The default in scaling is to omit weak reflections (EXCLUDE SDMIN 6). This seems to speed convergence considerably, but may cause problems with very weak data. The default value may need to be changed in the light of experience.

Many protein crystals show marked diffuse scattering, which is seen as long tails on spots in the "phi" direction, so that reflections often appear on the image before they are predicted. If the mosaicity is increased to include these tails, too many reflections may be rejected as overlaps. Fully-recorded reflections are integrated over a smaller phi width than partials, so more of the tails are chopped off for fulls than for partials. This leads to the typical negative partial bias, with partials systematically larger than equivalent fulls.

A correction has been introduced which attempts to correct for the different truncation of diffuse scattering tails, using a simple model of thermal diffuse scattering, expressed as 2 or 3 parameters over the whole data set.

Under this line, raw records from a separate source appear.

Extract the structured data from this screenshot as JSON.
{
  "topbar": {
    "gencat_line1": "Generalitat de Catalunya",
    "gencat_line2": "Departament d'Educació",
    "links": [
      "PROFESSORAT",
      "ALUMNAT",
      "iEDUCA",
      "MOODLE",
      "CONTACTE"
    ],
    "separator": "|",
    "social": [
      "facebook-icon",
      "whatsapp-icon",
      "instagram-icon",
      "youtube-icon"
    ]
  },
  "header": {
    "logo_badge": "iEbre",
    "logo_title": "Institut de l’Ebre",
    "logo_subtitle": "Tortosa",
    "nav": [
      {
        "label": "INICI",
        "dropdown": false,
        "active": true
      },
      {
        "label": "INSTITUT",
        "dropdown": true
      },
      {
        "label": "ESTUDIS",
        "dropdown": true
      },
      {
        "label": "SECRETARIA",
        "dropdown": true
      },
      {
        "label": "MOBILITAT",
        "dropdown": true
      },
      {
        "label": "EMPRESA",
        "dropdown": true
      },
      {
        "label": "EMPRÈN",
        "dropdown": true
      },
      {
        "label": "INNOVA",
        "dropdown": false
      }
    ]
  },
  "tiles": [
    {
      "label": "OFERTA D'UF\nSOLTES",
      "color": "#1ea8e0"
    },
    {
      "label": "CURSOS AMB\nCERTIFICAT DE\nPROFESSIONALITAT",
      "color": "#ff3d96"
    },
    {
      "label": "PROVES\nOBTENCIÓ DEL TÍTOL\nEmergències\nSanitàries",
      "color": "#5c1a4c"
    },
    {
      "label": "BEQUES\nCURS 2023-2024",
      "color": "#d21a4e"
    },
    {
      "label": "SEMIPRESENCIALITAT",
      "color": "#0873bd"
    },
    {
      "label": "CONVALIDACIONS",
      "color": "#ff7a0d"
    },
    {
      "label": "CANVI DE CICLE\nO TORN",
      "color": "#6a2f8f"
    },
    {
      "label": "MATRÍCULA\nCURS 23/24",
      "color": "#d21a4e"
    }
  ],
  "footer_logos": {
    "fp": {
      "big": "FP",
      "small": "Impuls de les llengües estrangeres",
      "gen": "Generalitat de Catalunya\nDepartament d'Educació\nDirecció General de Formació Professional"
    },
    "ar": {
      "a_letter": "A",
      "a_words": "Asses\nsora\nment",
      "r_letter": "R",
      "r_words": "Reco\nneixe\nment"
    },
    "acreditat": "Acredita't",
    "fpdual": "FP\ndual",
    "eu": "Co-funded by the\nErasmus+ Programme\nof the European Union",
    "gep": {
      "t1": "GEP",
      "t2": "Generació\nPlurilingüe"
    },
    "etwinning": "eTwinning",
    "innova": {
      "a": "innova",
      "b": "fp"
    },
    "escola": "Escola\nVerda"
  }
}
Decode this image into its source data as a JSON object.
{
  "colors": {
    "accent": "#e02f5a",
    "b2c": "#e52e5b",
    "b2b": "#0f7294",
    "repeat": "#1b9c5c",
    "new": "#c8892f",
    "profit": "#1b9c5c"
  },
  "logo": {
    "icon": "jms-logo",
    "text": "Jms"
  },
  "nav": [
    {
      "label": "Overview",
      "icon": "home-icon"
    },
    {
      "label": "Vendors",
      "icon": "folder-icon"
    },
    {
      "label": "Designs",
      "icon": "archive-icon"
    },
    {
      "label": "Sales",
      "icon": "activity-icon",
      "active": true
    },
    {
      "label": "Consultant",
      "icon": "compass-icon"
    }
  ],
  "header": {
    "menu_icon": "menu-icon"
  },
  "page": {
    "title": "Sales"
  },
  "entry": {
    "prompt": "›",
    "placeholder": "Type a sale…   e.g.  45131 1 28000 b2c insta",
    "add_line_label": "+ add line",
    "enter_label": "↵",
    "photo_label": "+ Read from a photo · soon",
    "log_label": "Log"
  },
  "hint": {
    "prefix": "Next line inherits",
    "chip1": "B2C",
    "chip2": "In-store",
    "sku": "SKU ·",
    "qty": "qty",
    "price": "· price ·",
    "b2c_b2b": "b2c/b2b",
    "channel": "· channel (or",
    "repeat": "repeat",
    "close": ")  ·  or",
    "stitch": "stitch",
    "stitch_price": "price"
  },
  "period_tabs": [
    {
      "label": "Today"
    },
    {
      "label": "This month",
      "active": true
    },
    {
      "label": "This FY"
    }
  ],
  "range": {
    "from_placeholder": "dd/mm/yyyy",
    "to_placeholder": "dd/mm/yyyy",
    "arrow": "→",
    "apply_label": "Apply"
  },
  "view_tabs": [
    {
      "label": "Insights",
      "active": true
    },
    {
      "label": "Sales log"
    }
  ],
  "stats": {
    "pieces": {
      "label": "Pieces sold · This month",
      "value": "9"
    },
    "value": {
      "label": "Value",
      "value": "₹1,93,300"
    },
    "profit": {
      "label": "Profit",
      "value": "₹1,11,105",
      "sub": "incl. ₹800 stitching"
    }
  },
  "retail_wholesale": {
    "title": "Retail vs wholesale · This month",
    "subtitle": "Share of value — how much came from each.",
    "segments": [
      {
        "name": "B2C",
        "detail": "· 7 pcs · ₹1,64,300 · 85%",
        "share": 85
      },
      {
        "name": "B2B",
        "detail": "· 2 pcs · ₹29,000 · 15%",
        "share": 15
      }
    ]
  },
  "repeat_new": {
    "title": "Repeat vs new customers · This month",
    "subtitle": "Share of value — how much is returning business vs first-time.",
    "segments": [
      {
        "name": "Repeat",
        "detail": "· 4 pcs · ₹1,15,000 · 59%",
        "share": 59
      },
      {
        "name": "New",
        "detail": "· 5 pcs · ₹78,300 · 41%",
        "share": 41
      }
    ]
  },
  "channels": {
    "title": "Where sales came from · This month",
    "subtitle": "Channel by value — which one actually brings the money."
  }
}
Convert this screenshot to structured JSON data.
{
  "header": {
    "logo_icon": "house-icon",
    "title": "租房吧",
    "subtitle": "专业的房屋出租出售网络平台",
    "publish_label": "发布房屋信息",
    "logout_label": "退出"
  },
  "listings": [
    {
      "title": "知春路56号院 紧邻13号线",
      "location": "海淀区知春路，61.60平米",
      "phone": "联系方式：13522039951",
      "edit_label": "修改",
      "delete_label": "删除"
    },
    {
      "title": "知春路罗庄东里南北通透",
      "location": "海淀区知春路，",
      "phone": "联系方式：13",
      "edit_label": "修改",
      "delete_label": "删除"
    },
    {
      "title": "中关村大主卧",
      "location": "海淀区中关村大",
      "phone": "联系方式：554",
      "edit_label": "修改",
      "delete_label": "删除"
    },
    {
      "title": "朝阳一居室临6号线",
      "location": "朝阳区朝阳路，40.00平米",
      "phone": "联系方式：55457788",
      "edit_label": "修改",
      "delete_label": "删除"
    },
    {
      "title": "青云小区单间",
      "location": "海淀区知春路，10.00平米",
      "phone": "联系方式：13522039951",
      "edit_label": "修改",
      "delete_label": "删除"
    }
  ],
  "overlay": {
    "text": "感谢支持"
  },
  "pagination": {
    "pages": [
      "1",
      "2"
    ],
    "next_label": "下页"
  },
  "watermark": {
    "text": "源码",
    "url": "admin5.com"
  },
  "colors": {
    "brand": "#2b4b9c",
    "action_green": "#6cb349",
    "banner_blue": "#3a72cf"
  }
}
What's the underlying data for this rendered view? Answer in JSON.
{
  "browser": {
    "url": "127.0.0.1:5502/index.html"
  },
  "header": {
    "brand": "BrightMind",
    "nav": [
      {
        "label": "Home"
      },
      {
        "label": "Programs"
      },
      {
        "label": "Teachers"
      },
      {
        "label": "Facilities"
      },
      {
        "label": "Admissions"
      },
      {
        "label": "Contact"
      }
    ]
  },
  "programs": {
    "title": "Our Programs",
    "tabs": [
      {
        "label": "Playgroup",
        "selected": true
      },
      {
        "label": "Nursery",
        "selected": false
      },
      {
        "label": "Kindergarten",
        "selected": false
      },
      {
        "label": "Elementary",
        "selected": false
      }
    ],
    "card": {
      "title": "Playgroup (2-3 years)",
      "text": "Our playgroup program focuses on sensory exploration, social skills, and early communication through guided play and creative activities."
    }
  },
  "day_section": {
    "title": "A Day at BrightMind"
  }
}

This correction reduces the partial bias substantially, and seems to improve the data generally, though sometimes the parameter refinement can be a little unstable.

Normal probability analysis (see for example D.Smith and L.Howell, J.Appl.Cryst (1992) 25, 81-86: D.Smith, CCP4 Study Weekend (1993) 99-106) compares the normalized deviations (Chihl) with a normal distribution

Chihl = (Ihl - <Iothers>)/sqrt(sigma(Ihl)**2 + sigma(others)**2)where Ihl is a measured intensity, and <Iothers> is the mean of the other observations of the same or equivalent reflections. If the measured intensities Ihl do indeed follow a normal distribution, and the estimated errors shl are correct, then the Chihl will follow a normal distribution with mean 0 and standard deviation 1. From a sorted list of Chihl, we can predict the expected Chi corresponding to that rank in the list, to give a set of Chiobs, Chicalc pairs. Plotting Chiobs against Chicalc should then give a straight line of slope = 1.0. This plot has a number of useful properties. It shows clearly if the errors do not follow a normal distribution, as is commonly the case. The program splits the Ihl data into classes by "run" and for fully recorded and partial reflections, comparing each to the <Iothers> for all observations, so the if the normal probability plots are different for different classes of reflection, this indicates a systematic difference between the classes.

Because sd(I) estimates from integration programs are often poor, Scala, like Agrovata compares the observed scatter of multiple observations with their estimated sd, and applies a simple correction model

sd(I)' = Sdfac * sqrt[sd(I)**2 + (Sdadd * I)**2]Scala now estimates the multiplier factor Sdfac automatically, by making the slope of the central part of the normal probability analysis of the scatter equal to 1.0. Automatic calculation of Sdadd is more difficult, and not done at present.

Planned additions to the program include improved handling and analysis of anomalous data, spherical harmonic parameterization of the scaling, and multiplicity- weighted statistics as suggested by Diederichs and Karplus (personal communication).

This version should be in the next CCP4 distribution, 3.3. In the mean time, it is available in a beta test form from ftp://ftp.mrc-lmb.cam.ac.uk/pub/scala_2.2.2.tar.gz It will probably be number version 2.2.3 by the time of the release.